Aynı Bahçeli ekliyor:
“Ortada yeni bir çözüm veya açılım diye bir süreç hiç yoktur.” Bu cümle İmralı’ya giden heyetin iki isminden birinin, Pervin Buldan’ın “yeni çözüm süreci” sözüne cevap.

Bu cevaba bakınca ziyaretten memnun olmamış diye düşünebiliriz Bahçeli’yi ama öyle de değil, diyor ki:
“İmralı ile DEM Parti temsilcileri arasında 28 Aralık 2024 tarihinde gerçekleştirilen görüşme ve bu görüşmenin genel hatlarıyla medyaya yansıyan bazı bölümleri demokrasiyi, Türk-Kürt kardeşliğine bağlanan umutları nispeten takviye etmekle kalmamış hayırlı bir başlangıcın ivmesi olmuştur.”

Kademe kademe

Hayırlı bir başlangıç diyor, demek ki Bahçeli Öcalan’dan gelen yedi cümlelik “genel çerçeve” ile mutabık, en azından başlangıç olarak. Fakat acelesi var Bahçeli’nin, tokalaşma jestinin takip eden günlerdeki her sözünde hep bir aciliyetten bahsetti zaten ve bu yeni yıl mesajında da aceleciliğini gizlemiyor:
“Sırayı sözden eylem safhasına geçiş almalı, nihayetinde müspet ve müşahhas sonuçların kademe kademe sahnelenmesi gecikmeksizin ifa ve ilan edilmelidir.”
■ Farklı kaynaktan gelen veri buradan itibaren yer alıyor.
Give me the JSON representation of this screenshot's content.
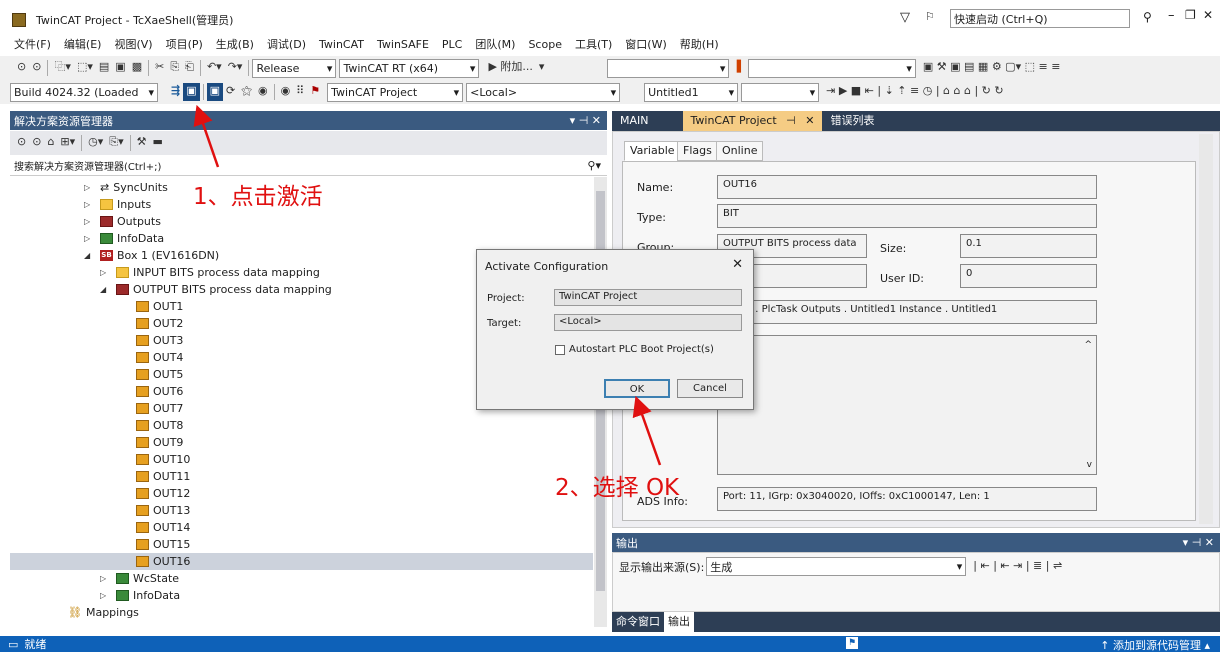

Bir an önce “eylem safhası”na geçiş istiyor ama öyle giyotinle bitirir gibi değil de “kademe kademe” bir sahneleme istiyor.

Bahçeli’nin yeni yıl mesajının “çözüm süreci olmayan” süreç ile ilgili olumlu kısmı bu. Diğer kısımlar ise bir müzakere, bir diyalog, bir uzlaşma arayışı peşindeki bir politikacının değil de, zafer kazanmış bir komutan olarak, “süper güç Türkiye” tahayyülünü gerçekleştirmek üzere karşı tarafa görevler dikte eden bir politik liderin mesajları gibi duruyor.
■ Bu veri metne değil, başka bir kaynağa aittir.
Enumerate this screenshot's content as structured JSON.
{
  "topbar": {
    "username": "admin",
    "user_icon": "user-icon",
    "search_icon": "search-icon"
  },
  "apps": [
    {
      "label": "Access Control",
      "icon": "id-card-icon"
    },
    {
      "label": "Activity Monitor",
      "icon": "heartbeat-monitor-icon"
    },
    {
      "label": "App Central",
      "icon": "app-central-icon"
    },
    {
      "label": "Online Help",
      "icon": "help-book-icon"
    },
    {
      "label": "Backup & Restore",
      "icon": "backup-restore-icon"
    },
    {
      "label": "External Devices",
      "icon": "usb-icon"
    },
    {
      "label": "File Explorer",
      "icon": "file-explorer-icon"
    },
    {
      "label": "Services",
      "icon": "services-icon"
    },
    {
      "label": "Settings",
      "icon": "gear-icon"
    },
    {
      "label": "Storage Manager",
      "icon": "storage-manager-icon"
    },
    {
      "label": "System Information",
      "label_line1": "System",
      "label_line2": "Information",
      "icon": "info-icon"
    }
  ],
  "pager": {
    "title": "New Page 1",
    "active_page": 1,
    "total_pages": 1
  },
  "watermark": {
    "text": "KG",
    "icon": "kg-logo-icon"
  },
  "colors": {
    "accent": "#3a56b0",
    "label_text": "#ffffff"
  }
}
Örneğin: “Silahlar ya gömülecek ya da silah tutanlar gömülecektir.”

“Yeni şartlarda, dönüşen konjonktürde, değişen güç dengelerinde, oyun kurucu Türkiye’nin karşısında PKK/YPG terör örgütünün Irak’ın kuzeyiyle birlikte Fırat’ın batısı veya doğusunda tutunması hayaldir ve tasfiyesi kaçınılmazdır.”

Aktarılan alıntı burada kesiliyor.